Nas últimas semanas, mulheres por todo o mundo relataram histórias de assédio e agressão sexual, publicadas nas redes sociais com a hashtag #MeToo. Mesmo com o foco na segunda categoria, as biografias dos acusados são tão variadas que pareciam corroborar as observações de Smithyman.
No entanto, pesquisas mais recentes sugerem algumas semelhanças. Nas décadas que se passaram desde o estudo de Smithyman, os cientistas foram gradualmente formando uma imagem dos homens que cometem assédios sexuais.

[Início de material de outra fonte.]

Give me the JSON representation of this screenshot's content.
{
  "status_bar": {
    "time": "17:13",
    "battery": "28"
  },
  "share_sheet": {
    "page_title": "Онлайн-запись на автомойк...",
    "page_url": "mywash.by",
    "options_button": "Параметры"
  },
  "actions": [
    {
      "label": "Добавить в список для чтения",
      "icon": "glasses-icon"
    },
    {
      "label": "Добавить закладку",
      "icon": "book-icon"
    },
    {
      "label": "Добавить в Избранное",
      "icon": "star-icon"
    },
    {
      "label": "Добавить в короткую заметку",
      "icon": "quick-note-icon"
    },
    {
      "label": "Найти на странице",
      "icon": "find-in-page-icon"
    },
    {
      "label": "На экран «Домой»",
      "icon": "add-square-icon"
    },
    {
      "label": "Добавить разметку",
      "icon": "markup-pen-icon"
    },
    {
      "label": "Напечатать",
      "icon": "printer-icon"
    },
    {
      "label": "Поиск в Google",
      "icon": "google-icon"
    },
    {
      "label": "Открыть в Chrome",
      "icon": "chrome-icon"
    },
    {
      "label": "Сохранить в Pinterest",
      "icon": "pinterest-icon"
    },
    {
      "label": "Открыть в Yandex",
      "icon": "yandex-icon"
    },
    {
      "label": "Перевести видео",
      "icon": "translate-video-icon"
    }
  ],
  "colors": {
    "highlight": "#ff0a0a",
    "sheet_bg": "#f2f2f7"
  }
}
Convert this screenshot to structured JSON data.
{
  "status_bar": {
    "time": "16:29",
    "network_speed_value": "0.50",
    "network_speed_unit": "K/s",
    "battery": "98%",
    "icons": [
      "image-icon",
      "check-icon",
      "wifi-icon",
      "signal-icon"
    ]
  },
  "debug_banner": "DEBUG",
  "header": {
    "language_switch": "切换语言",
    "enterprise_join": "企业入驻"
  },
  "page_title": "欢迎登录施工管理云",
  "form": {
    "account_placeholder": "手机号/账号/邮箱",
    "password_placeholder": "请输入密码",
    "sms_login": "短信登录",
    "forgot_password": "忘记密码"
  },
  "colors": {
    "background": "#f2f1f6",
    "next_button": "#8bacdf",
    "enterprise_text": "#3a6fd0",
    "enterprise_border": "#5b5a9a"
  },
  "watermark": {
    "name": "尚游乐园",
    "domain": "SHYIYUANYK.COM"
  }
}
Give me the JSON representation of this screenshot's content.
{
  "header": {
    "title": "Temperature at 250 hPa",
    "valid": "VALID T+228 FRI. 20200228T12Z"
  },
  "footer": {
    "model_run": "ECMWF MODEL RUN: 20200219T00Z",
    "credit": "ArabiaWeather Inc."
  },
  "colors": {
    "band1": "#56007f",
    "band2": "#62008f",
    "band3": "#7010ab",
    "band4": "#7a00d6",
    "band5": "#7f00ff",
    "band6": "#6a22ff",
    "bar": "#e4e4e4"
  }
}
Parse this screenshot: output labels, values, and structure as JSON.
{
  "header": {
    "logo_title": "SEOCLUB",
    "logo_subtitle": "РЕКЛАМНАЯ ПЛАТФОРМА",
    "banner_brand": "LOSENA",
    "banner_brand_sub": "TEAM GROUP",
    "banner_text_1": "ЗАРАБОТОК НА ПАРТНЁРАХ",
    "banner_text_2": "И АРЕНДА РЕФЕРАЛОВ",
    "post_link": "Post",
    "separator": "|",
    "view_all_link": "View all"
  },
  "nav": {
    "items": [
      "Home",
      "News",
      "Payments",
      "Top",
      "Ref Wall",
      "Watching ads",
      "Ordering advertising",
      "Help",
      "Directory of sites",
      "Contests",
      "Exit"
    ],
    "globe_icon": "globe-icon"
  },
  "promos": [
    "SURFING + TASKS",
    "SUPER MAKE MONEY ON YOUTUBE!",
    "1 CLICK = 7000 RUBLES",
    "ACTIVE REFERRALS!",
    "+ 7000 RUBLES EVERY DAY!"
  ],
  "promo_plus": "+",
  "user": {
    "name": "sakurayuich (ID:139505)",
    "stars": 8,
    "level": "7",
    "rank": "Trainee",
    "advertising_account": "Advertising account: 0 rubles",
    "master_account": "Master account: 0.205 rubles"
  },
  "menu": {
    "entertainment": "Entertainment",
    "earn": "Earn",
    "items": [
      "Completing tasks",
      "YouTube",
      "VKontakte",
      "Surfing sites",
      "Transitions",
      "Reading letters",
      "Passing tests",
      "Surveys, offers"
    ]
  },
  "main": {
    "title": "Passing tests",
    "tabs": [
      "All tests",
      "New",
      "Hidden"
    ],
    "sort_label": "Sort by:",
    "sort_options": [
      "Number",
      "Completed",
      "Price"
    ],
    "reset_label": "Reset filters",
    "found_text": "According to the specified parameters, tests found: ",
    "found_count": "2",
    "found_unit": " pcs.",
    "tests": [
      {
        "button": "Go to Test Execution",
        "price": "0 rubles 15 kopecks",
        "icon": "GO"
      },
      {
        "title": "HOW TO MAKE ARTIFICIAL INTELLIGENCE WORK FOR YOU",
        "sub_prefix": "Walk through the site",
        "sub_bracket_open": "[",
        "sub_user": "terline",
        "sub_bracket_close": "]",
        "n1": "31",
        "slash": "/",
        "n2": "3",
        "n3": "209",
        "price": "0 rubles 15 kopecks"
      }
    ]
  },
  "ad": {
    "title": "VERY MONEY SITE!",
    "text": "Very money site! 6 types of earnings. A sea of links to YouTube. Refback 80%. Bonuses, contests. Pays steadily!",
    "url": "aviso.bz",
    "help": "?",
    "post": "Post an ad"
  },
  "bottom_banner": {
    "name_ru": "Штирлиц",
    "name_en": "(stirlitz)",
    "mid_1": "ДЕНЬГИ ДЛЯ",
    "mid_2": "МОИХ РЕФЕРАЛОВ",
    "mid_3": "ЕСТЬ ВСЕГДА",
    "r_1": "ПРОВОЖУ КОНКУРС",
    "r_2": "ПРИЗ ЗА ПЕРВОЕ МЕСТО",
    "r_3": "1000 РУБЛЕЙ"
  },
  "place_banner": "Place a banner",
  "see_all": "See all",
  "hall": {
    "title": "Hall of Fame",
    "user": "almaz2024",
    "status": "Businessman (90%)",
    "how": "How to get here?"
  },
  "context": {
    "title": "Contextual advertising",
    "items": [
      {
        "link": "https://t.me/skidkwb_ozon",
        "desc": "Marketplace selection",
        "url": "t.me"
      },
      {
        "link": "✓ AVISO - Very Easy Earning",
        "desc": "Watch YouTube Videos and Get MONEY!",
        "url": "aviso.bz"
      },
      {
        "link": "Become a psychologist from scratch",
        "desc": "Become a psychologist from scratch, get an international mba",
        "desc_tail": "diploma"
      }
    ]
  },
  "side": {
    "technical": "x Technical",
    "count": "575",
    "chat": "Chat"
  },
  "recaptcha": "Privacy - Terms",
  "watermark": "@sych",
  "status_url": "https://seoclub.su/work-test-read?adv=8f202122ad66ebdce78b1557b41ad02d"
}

As maiores semelhanças têm pouco a ver com as categorias demográficas tradicionais como raça, classe e estado civil. Em vez disso, outros tipos de padrão surgiram: esses homens começaram cedo, segundo os estudos. Eles podem se associar a outros que também cometem violência sexual. Normalmente, negam que estupraram mulheres mesmo que admitam que houve sexo não consensual.
Esclarecer esses e outros padrões, segundo vários pesquisadores, é o caminho mais realista para reduzir os comportamentos que causam tanta dor.
"Se você não entende de verdade os agressores, nunca vai compreender a violência sexual", avisa Sherry Hamby, editora do periódico Psychology of Violence. Isso parece óbvio, mas ela conta que, para cada artigo sobre os infratores, recebe dez sobre as vítimas.
Isso pode estar parcialmente conectado com uma tendência de considerar o assédio sexual uma questão feminina mesmo que normalmente os homens sejam responsáveis pelos crimes. Encontrar os participantes certos também dificulta a pesquisa.
Estudos iniciais dependiam fortemente dos estupradores condenados. Isso influenciou os dados, afirma Neil Malamuth, psicólogo da Universidade da Califórnia, em Los Angeles, que vem estudando agressão sexual há décadas.
“Especialistas”
Os homens que estão na prisão normalmente são "generalistas", diz ele: "Eles roubariam sua televisão, seu relógio, seu carro. E, algumas vezes, roubam sexo".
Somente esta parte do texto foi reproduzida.